While it is one of the most common conditions in Australia, Osteoporosis is often not well understood, even by those who are suffering from it. It currently affects 1 in 3 women and 1 in 4 men over 65 and currently costs almost 3.5 billion dollars every year. Even with a steady presence about it in the media, numbers are still on the rise.
Calcium and Osteoporosis
When you ask many people what the cause of Osteoporosis is, they will often say a lack of Calcium. Although this is not incorrect, it is not the full answer and this is where a greater understanding would help. Osteoporosis is actually a loss of bone mineral density, relative to the normal for your age. The calcium is an important part of the bone mineral density, but it is less than 60% of the make up of the bone.
What else makes up the bone density?
The bone matrix
Firstly and most importantly is the bone matrix. Think of it like the scaffolding structure inside the bone. The calcium then binds to the matrix to provide it with rigidity. The bone matrix is made up of Collagen fibres (yes, similar to those women have injected into their lips), which are built from protein. Without a good bone matrix structure, the calcium has nothing to bind to and the bone will not be able to maintain it’s strength and density.
Secondly is water, which makes up to 10-20% percent of the bone and is critical for transporting minerals into the bone to keep it healthy.
Calcium is one of a number of minerals which are important to maintaining good bone health. One is phosphorous, which is a large component of the bone mineral complex, second to calcium. Others like Manganesium, Zinc, Boron, Copper, Maganese, Potassium and Silica are also required, though not to the same extent.
What happens to bones in Osteoporosis?
Having a good balanced diet and a good water intake are obviously key factors in preventing and managing Osteoporosis, but they are not the only factor. Bone is also a dynamic structure, it is is constantly being broken down and rebuilt. This is critical to keeping the bone strong and healthy. What occurs in the bone in Osteoporosis, is more bone is being broken down than being rebuilt. Over time, this leads to the bone becoming weaker and more frail and fractures occurring. With ageing we do see a natural decline in the amount of bone being built, hence you being compared against people of your own age for testing for bone density. When it is significantly more than what is considered normal, then it classed as Osteoporosis.
How do we make our bones stronger?
One of the most effective ways to increase the amount of bone being built is resistance exercise. What this means is pushing, pulling or lifting movements beyond what you would normally do in day to day life. When the stress of these movements is placed on the bone, the body reacts by laying down more bone to make them stronger. This doesn’t happen quickly, in most cases 12 months is required to see positive improvements for the bone density. Once the bone strength and density is regained, exercises are needed to maintain it, though not at the same intensity needed to increase it. For those with Osteoporosis, who are looking at a strength program, it is recommended to seek professional advice. An Exercise Physiologist is the best person to discuss your concerns with and get them to design a program, which is suited to your needs. Exercise, when done safely and appropriately, can be one of the best approaches to reducing the effects of Osteoporosis.

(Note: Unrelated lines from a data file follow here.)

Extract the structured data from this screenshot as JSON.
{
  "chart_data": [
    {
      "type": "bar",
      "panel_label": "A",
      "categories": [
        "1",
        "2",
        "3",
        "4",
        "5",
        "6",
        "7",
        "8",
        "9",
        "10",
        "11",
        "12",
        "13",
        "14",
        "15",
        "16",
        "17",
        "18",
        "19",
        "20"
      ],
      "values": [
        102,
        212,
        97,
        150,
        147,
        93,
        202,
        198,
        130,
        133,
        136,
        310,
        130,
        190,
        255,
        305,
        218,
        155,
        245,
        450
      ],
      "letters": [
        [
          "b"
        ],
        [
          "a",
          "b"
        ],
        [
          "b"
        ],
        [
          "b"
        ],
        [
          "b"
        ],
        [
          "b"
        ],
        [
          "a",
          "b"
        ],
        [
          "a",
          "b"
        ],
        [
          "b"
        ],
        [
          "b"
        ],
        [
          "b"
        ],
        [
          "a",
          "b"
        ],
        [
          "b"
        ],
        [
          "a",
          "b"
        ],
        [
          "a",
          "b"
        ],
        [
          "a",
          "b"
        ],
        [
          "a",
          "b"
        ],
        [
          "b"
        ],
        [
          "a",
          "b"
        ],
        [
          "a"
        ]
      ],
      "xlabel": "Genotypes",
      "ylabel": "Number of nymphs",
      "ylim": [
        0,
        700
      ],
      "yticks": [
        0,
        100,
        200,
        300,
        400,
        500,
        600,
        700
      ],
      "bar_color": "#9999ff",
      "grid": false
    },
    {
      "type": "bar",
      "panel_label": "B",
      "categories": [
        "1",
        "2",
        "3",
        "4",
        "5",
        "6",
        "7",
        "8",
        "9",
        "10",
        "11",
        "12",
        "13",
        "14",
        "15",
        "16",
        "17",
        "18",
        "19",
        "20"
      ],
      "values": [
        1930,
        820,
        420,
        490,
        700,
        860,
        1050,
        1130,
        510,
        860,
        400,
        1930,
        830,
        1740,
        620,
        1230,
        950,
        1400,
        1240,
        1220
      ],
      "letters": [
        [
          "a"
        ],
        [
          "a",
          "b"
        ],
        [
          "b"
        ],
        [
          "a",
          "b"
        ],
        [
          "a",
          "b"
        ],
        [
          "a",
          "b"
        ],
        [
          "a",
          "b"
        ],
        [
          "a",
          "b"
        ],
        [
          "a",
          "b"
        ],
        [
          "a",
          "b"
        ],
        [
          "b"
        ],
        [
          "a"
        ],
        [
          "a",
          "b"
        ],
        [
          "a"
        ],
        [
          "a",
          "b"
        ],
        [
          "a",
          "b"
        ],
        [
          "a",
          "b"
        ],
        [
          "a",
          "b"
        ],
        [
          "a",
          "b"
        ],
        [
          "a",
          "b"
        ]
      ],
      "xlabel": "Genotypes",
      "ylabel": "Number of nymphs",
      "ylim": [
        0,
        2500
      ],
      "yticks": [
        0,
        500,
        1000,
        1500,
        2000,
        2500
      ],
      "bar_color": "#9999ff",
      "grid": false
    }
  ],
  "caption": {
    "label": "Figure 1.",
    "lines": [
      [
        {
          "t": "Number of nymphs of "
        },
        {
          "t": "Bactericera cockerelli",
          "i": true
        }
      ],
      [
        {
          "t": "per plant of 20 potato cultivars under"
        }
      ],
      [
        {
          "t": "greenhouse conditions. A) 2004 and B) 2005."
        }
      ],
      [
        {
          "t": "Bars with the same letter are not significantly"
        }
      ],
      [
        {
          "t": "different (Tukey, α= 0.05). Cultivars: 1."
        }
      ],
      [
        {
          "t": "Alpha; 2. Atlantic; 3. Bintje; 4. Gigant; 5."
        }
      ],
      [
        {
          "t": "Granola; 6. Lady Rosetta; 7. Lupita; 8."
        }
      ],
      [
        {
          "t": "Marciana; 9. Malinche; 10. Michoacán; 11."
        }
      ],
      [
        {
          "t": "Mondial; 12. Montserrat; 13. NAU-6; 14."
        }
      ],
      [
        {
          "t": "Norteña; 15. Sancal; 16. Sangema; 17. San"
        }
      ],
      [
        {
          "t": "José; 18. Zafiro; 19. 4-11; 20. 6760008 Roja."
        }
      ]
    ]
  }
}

To help promote this further, Osteoporosis Australia have begun promoting their Osteocise program, which is an exercise program designed to improve bone strength. It is being done at a small number of places around NSW. Please click here to find out more information.
Look at the big picture with Osteoporosis
In regards to Calcium intake, there is a plethora of information about it in the media, however I feel we need to not see it as the whole solution, but rather part of it for us to reverse the trend of Osteoporosis and having people living long, healthy and happy lives.